Washing clothes without detergent
Can a laundry ball really clean your clothes without chemicals?
Fri, Dec 01, 2006 at 08:54 PM
SO FRESH, SO CLEAN: Some manufacturers of laundry balls claim that they break up dirt by emitting electromagnetic waves.
Reusable laundry balls and discs advertised on TV and via multilevel marketing sound like the perfect option for eco-conscious consumers. Just toss one of these contraptions into your washing machine, and your clothes will come out clean and fresh without having touched a drop of detergent. They don’t come cheap — a set costs as much as $75 — but manufacturers claim that they last for thousands of loads. Are these laundry aids too good to be true?
The claims: Ceramic beads inside the gizmos change the molecular structure of the water, forming charged molecules that are able to penetrate fabrics and force dirt out, a process similar to the way detergents work. Some manufacturers claim that laundry balls (or discs) break up dirt by emitting electromagnetic waves.
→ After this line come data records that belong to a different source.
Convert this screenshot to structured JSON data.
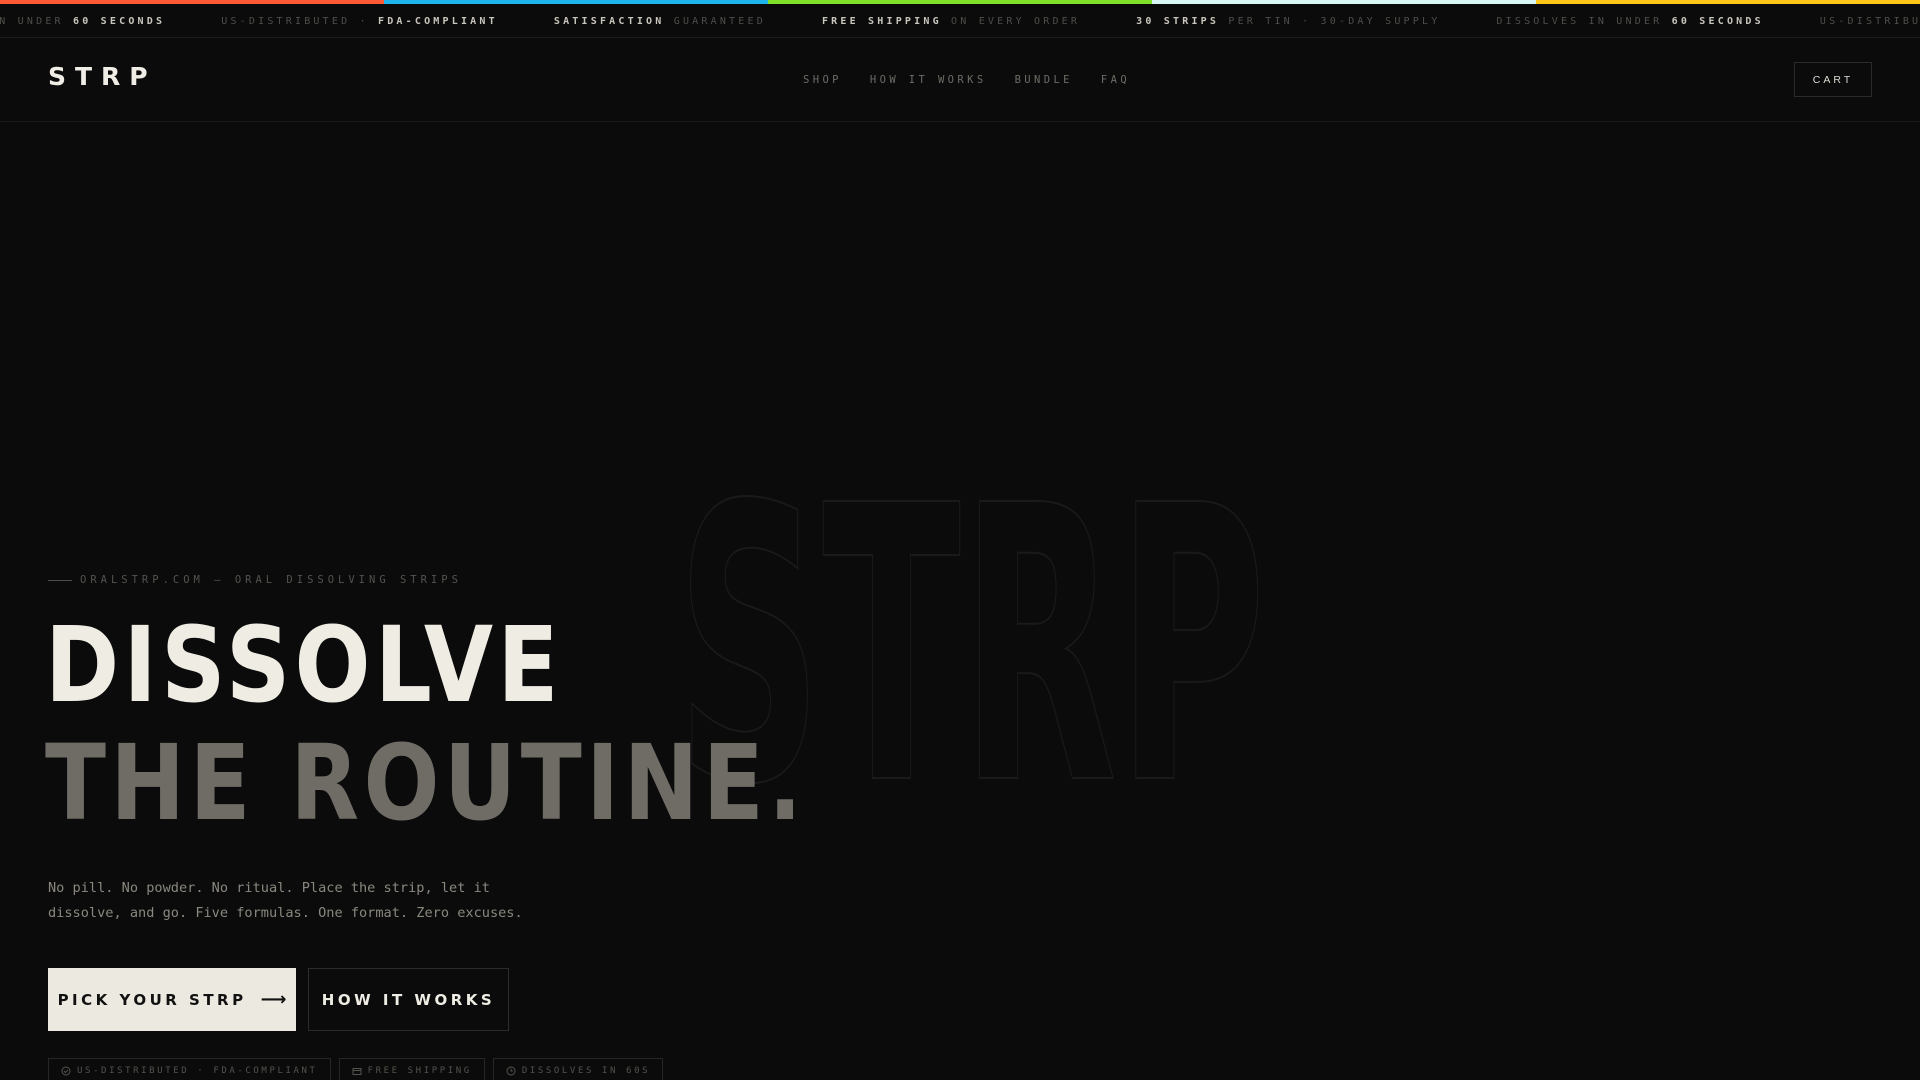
{
  "colors": {
    "strip": [
      "#ff5a36",
      "#1fb3ee",
      "#7fe02a",
      "#d8f6f4",
      "#ffc61a"
    ],
    "background": "#0b0b0b",
    "text_primary": "#efece4",
    "text_muted": "#6f6c66"
  },
  "ticker": {
    "items": [
      {
        "normal_a": "IN UNDER ",
        "bold": "60 SECONDS",
        "normal_b": ""
      },
      {
        "normal_a": "US-DISTRIBUTED · ",
        "bold": "FDA-COMPLIANT",
        "normal_b": ""
      },
      {
        "normal_a": "",
        "bold": "SATISFACTION",
        "normal_b": " GUARANTEED"
      },
      {
        "normal_a": "",
        "bold": "FREE SHIPPING",
        "normal_b": " ON EVERY ORDER"
      },
      {
        "normal_a": "",
        "bold": "30 STRIPS",
        "normal_b": " PER TIN · 30-DAY SUPPLY"
      },
      {
        "normal_a": "DISSOLVES IN UNDER ",
        "bold": "60 SECONDS",
        "normal_b": ""
      },
      {
        "normal_a": "US-DISTRIBUTED · ",
        "bold": "FDA-COMPLIANT",
        "normal_b": ""
      }
    ]
  },
  "header": {
    "logo": "STRP",
    "nav": [
      "SHOP",
      "HOW IT WORKS",
      "BUNDLE",
      "FAQ"
    ],
    "cart_label": "CART"
  },
  "hero": {
    "watermark": "STRP",
    "eyebrow": "ORALSTRP.COM — ORAL DISSOLVING STRIPS",
    "headline_line1": "DISSOLVE",
    "headline_line2": "THE ROUTINE.",
    "subcopy_line1": "No pill. No powder. No ritual. Place the strip, let it",
    "subcopy_line2": "dissolve, and go. Five formulas. One format. Zero excuses.",
    "primary_cta": "PICK YOUR STRP",
    "primary_cta_arrow": "⟶",
    "secondary_cta": "HOW IT WORKS",
    "badges": [
      {
        "icon": "check-circle-icon",
        "label": "US-DISTRIBUTED · FDA-COMPLIANT"
      },
      {
        "icon": "box-icon",
        "label": "FREE SHIPPING"
      },
      {
        "icon": "clock-icon",
        "label": "DISSOLVES IN 60S"
      }
    ]
  }
}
The facts: In 1999, the Federal Trade Commission, which works to prevent and help consumers spot fraudulent, deceptive, and unfair business practices, issued a consumer alert warning that the science behind laundry balls was faulty — yet somehow the idea won’t die. Since then, numerous studies show that washing with laundry balls yields results no better than washing laundry with water alone. It’s possible that the handy little items could produce some peroxide (a.k.a. bleach) as well as charged molecules with greater penetrating power, but not enough to actually clean your clothes. And any claims that electromagnetic waves have an appreciable impact are exaggerated.
The conclusion: The only thing these gadgets will clean out is your wallet. Save yourself the disappointment and put that $75 toward detergent that’s good for you and the environment. Opt for fragrance-free, plant-based products instead of petroleum-based surfactants, which may contain harmful ingredients and deplete natural resources.